Sorenson’s research in California found that, without clear delineation of roles, it was easy for enforcement to slip through the cracks. There, for instance, administrators weren’t entering PFAs into the state database quickly enough, meaning that even though the order is supposed to prevent gun purchases, people with active PFAs were still making it through background checks without being flagged.

Another challenge is that while PFAs are designed to protect people from intimate partners, not everyone falls under the category of “intimate partner.” This phenomenon is known as “the boyfriend loophole.” It means that, under federal law, the requirement to turn over guns doesn’t apply to people who are just dating. You have to be married, have been married, live together, have lived together, or share a child.

“People are marrying later these days, they’re less likely to have kids, there are just lots more boyfriends and girlfriends,” said Sorenson. “We simply have more people who are not covered by federal laws.”

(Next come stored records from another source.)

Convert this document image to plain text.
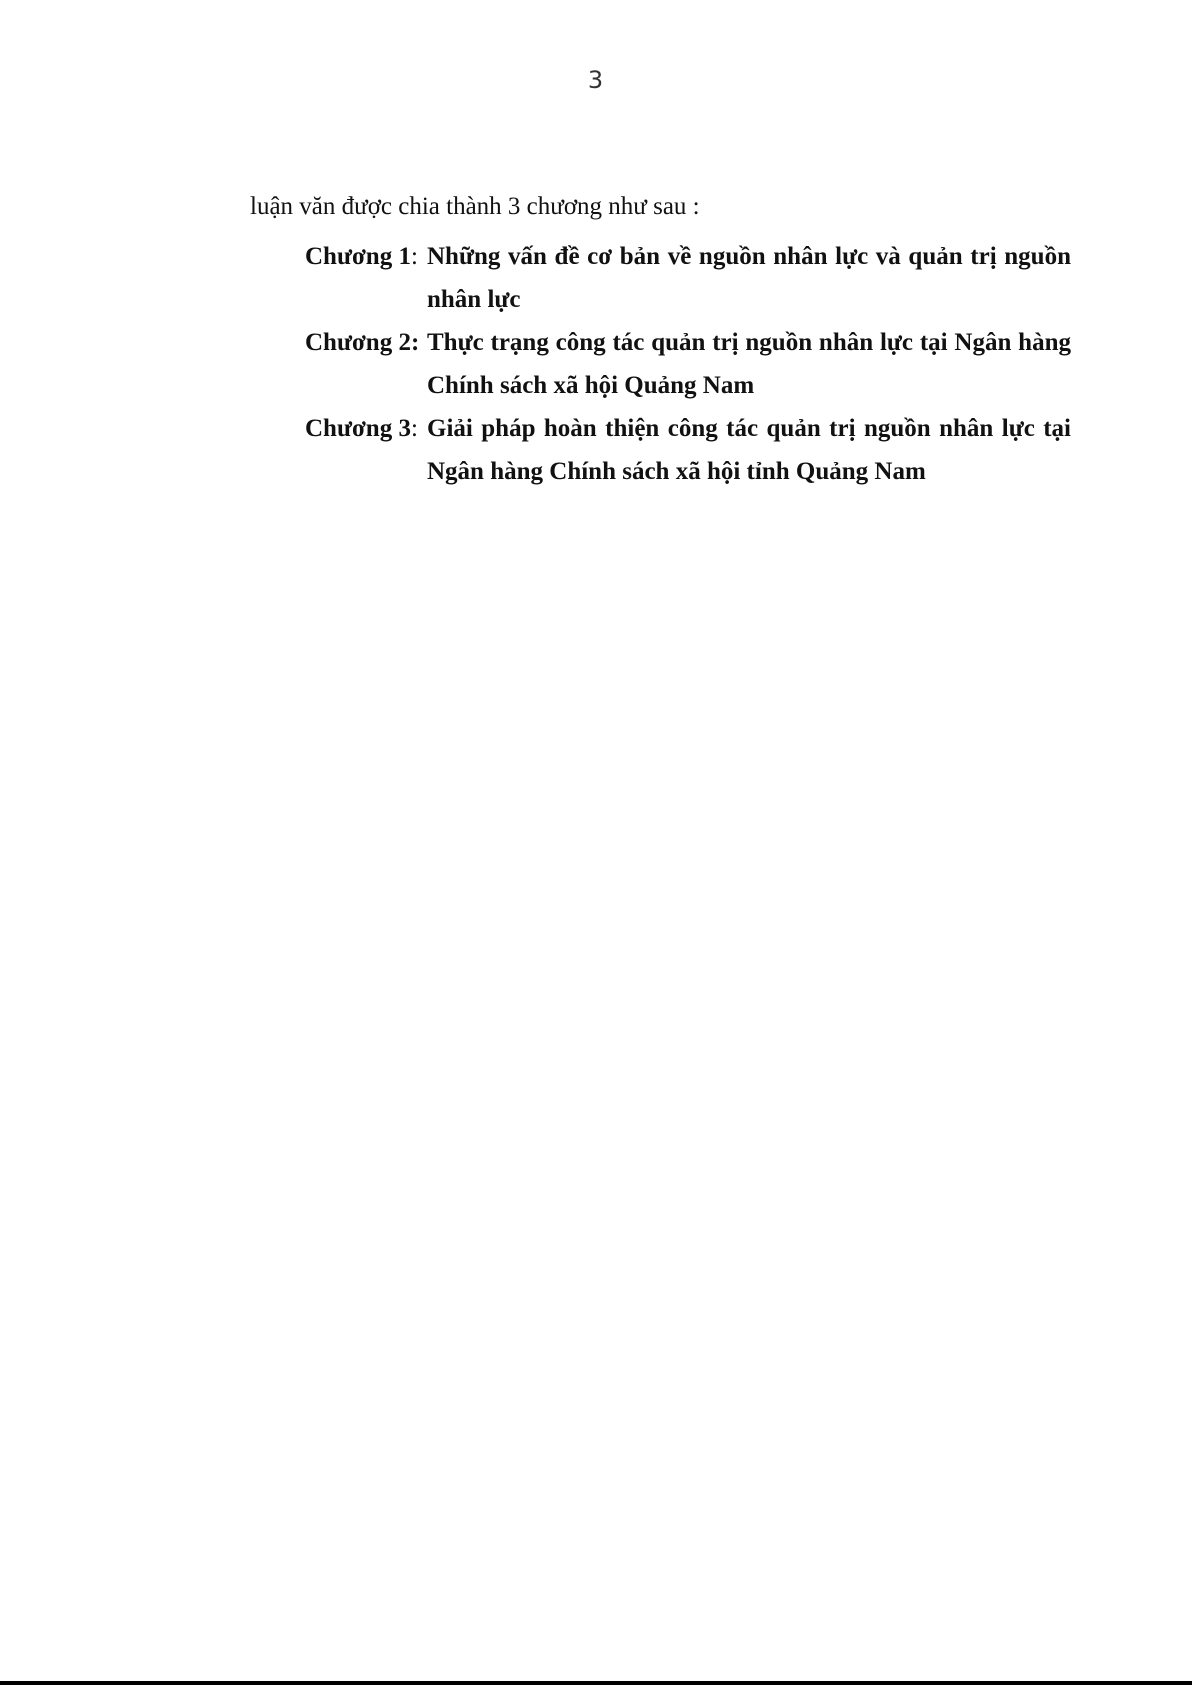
3
luận văn được chia thành 3 chương như sau :
Chương 1: Những vấn đề cơ bản về nguồn nhân lực và quản trị nguồn nhân lực
Chương 2: Thực trạng công tác quản trị nguồn nhân lực tại Ngân hàng Chính sách xã hội Quảng Nam
Chương 3: Giải pháp hoàn thiện công tác quản trị nguồn nhân lực tại Ngân hàng Chính sách xã hội tỉnh Quảng Nam
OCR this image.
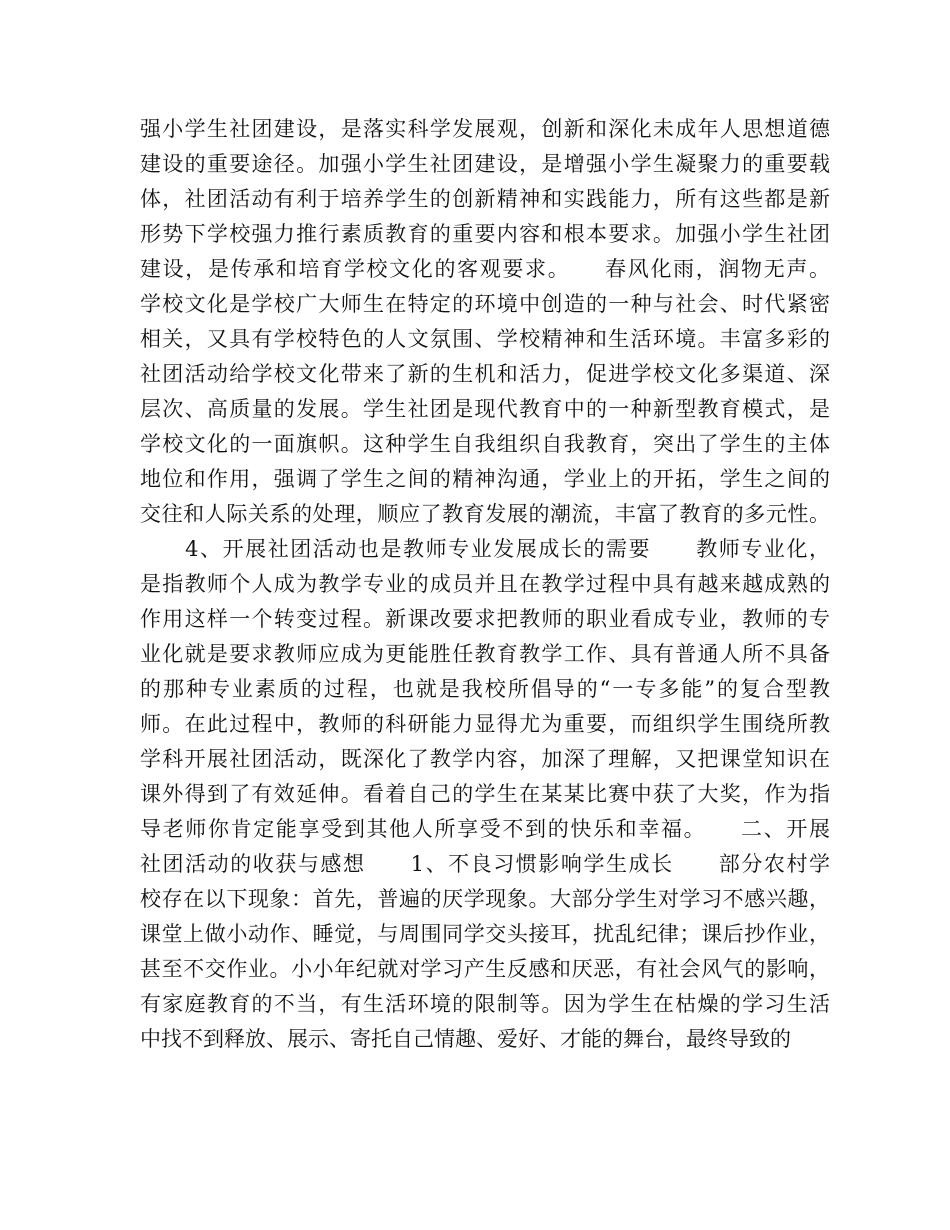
强小学生社团建设，是落实科学发展观，创新和深化未成年人思想道德
建设的重要途径。加强小学生社团建设，是增强小学生凝聚力的重要载
体，社团活动有利于培养学生的创新精神和实践能力，所有这些都是新
形势下学校强力推行素质教育的重要内容和根本要求。加强小学生社团
建设，是传承和培育学校文化的客观要求。　　春风化雨，润物无声。
学校文化是学校广大师生在特定的环境中创造的一种与社会、时代紧密
相关，又具有学校特色的人文氛围、学校精神和生活环境。丰富多彩的
社团活动给学校文化带来了新的生机和活力，促进学校文化多渠道、深
层次、高质量的发展。学生社团是现代教育中的一种新型教育模式，是
学校文化的一面旗帜。这种学生自我组织自我教育，突出了学生的主体
地位和作用，强调了学生之间的精神沟通，学业上的开拓，学生之间的
交往和人际关系的处理，顺应了教育发展的潮流，丰富了教育的多元性。
　　4、开展社团活动也是教师专业发展成长的需要　　教师专业化，
是指教师个人成为教学专业的成员并且在教学过程中具有越来越成熟的
作用这样一个转变过程。新课改要求把教师的职业看成专业，教师的专
业化就是要求教师应成为更能胜任教育教学工作、具有普通人所不具备
的那种专业素质的过程，也就是我校所倡导的“一专多能”的复合型教
师。在此过程中，教师的科研能力显得尤为重要，而组织学生围绕所教
学科开展社团活动，既深化了教学内容，加深了理解，又把课堂知识在
课外得到了有效延伸。看着自己的学生在某某比赛中获了大奖，作为指
导老师你肯定能享受到其他人所享受不到的快乐和幸福。　　二、开展
社团活动的收获与感想　　1、不良习惯影响学生成长　　部分农村学
校存在以下现象：首先，普遍的厌学现象。大部分学生对学习不感兴趣，
课堂上做小动作、睡觉，与周围同学交头接耳，扰乱纪律；课后抄作业，
甚至不交作业。小小年纪就对学习产生反感和厌恶，有社会风气的影响，
有家庭教育的不当，有生活环境的限制等。因为学生在枯燥的学习生活
中找不到释放、展示、寄托自己情趣、爱好、才能的舞台，最终导致的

To avoid this, many states have laws that expand the definition of intimate partners. In Pennsylvania, “current or former sexual or intimate partners” are included in the definition of people who can have their guns taken away. So, for PFAs where a judge orders firearm relinquishment, it would apply to any current or former intimate partner.

That said, for misdemeanor crimes of domestic violence, the definition is more narrow, and the boyfriend loophole still applies.

‘You don’t know if you’re going to live or die’

Mobley agrees that a PFA can only go so far. She sais she found out that her ex-husband had two filed against him during a previous relationship. But, she said, making it harder for someone like her ex to get a gun would be a good step.

“When there’s a gun involved, at any moment you don’t know whether you’re going to live or die,” said Mobley. “Like your life, you know it’s is going to be like when you get up in the morning. I didn’t know what my life was going to be like, from day to day. From hour to hour.”

Mobley finally got out of her relationship. She moved where her ex couldn’t find her. But, she said, now, he’s remarried.

If you are experiencing domestic violence and need assistance, the citywide, 24-hour Philadelphia Domestic Violence Hotline is (1-866-723-3014). All calls are free, confidential and anonymous.